In previous decades, wellness may not have looked particularly viable option for local politicians, public managers, and developers, when compared with high-tech, advanced business services, or creative industries. This view has its root in the view of wellness as low-paid and low-skill sector, but it is biased in some important respects. In short, business boosted by the rising global lifestyle and wellness trends is expanding and diversifying, and it seems that time is ripe for integrating it into the local economic development agenda.


Wellness revolution

A conditioning factor worth taken into account when assessing the significance of wellness for urban economic development is the emergence of post-industrial economy. It is a major contextual factor behind the economic restructuring that swept through the advanced industrial economies after the World War II, referring to the loss of industrial production to low-cost countries and increased reliance on high-tech and services. It is a statistical fact that in many industrialized countries manufacturing has been declining for decades while services have increased their relative importance. This spurs the rise of urban wellness and connects it with such fundamental issues as service innovation, integration, and transformation.

A fundamental micro-level factor behind wellness revolution is increased awareness among people of the problems with modern hectic and consumption-dominated lifestyle, which triggered the search for new health-conscious values, lifestyles and methods. Wellness-oriented lifestyles are particularly appealing to well-educated people with high income, which provides special incentive to business community. 

Wellness on local economic development agenda

Urban governments, developers, and business owners have recognized previously mentioned market developments. That is why traditional wellness destinations are nowadays accompanied by a range of new wellness communities, health care hubs, and urban wellness centers. It is the reason for cities like Mitsuke, Tampere, Sendai, Austin, Las Vegas or Detroit, and regions and city-states like Dubai, Singapore, Jeju island or Napa Valley, to utilize wellness in their place promotion and economic development policy.

An inevitable outcome of this development is that health and wellness industries are reshaping both suburbs and inner city areas and becoming integral parts of urban revitalization. They have an inherent connection with local assets and through them to locality development, the latter due to varying locality-specific advantages, be it exceptional beauty of local landscape, hot springs, local food culture, traditional healing, clustering of wellness businesses, spiritual traditions, or something else. In general, even if delocalization and disembedding mechanisms are at work in wellness as they are in any area of modern life, wellness has deep roots in the life of local communities.

Development of wellness city: dimensions and strategies

The conceptual model of wellness applied here to the development of wellness city is called the Y model of wellness. Within three different domains (shaped as a letter Y), it identifies eight dimensions, which serve as the basis for determining the major areas of wellness-oriented urban economic development. These dimensions are the following:

A. Health and appearance
- Health care as a wellness-related business
- Spa, beauty and fitness as a soft core of wellness cluster

B. Environments, amenities and tools of wellness
- Wellness-related shopping, entertainment and human desires
- Natural assets and livable urban environment
- Life sciences and wellness technologies as high value-added activities

C. Mind, vocation, cultural activities and spirituality
- Local facilitation of intellectuality and learning
- Cultural experiences, sociability and play
- Meditation, spirituality and transcendence.

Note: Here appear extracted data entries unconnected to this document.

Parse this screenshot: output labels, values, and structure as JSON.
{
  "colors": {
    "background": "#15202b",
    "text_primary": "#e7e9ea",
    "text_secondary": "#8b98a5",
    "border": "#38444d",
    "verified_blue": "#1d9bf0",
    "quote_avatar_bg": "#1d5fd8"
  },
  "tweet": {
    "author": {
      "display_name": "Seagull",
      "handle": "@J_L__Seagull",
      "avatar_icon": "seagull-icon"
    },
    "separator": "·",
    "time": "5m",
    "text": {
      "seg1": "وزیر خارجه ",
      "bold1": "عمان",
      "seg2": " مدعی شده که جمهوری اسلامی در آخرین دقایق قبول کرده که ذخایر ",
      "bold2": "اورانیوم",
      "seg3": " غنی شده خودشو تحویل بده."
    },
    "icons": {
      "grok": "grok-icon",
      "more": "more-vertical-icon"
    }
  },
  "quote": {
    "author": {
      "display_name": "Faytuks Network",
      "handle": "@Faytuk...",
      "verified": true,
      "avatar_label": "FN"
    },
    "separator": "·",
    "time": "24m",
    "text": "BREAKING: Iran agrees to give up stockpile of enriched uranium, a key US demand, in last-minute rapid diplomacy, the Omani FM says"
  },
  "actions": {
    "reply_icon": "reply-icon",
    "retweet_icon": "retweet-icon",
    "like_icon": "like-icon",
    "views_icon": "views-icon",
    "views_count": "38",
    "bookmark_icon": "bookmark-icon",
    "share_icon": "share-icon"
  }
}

Abovementioned dimensions point to activity areas of vital importance for holistic health that can be systematically developed and utilized in the revitalization of local economy, talent and investment attraction and job creation.

Strategy-wise, we may identify three types of wellness strategies: (a) smart community-driven wellness city strategy, (b) tourist attraction-oriented wellness city strategy, and (c) innovative export-driven wellness city strategy. There is a host of cases that reflect such strategies in different parts of the world. The first category relate to such cases as smart wellness cities in Japan, Health Village in Tampere, Finland, and Water Street Tampa, FL. Wellness tourism is promoted by Mines Wellness City in Malaysia, Dubai Healthcare City in Dubai, UAE, and Jeju Healthcare Town in Jeju island, South Korea. As an examples of more dynamic high-tech-oriented wellness cities we may mention welfare cluster in Sendai, Japan, health and high-tech integration in Austin, TX, and health care business incubator in Lisbon, Portugal.


Epilogue

The idea of wellness city encourages local politicians, developers, entrepreneurs, and civic leaders take a broad view of holistic health and its potential to harness local economic development. Wellness is genuinely heterogeneous group of inter-related industries, which as a development concept comprises diverse forms of activities from wellness products to services, events, micro environments, full-service destinations, and urban design. It has a potential to be high-profile target cluster or a supportive and integrative thematic cluster, depending on the preconditions and economic profile of each city. Wellness as a whole has become a viable industry or economic cluster, which not only increases local prosperity but also connects this endeavor with social inclusion, sustainability, and the sense of community, which are critical to our strive for creating conditions for better life for all.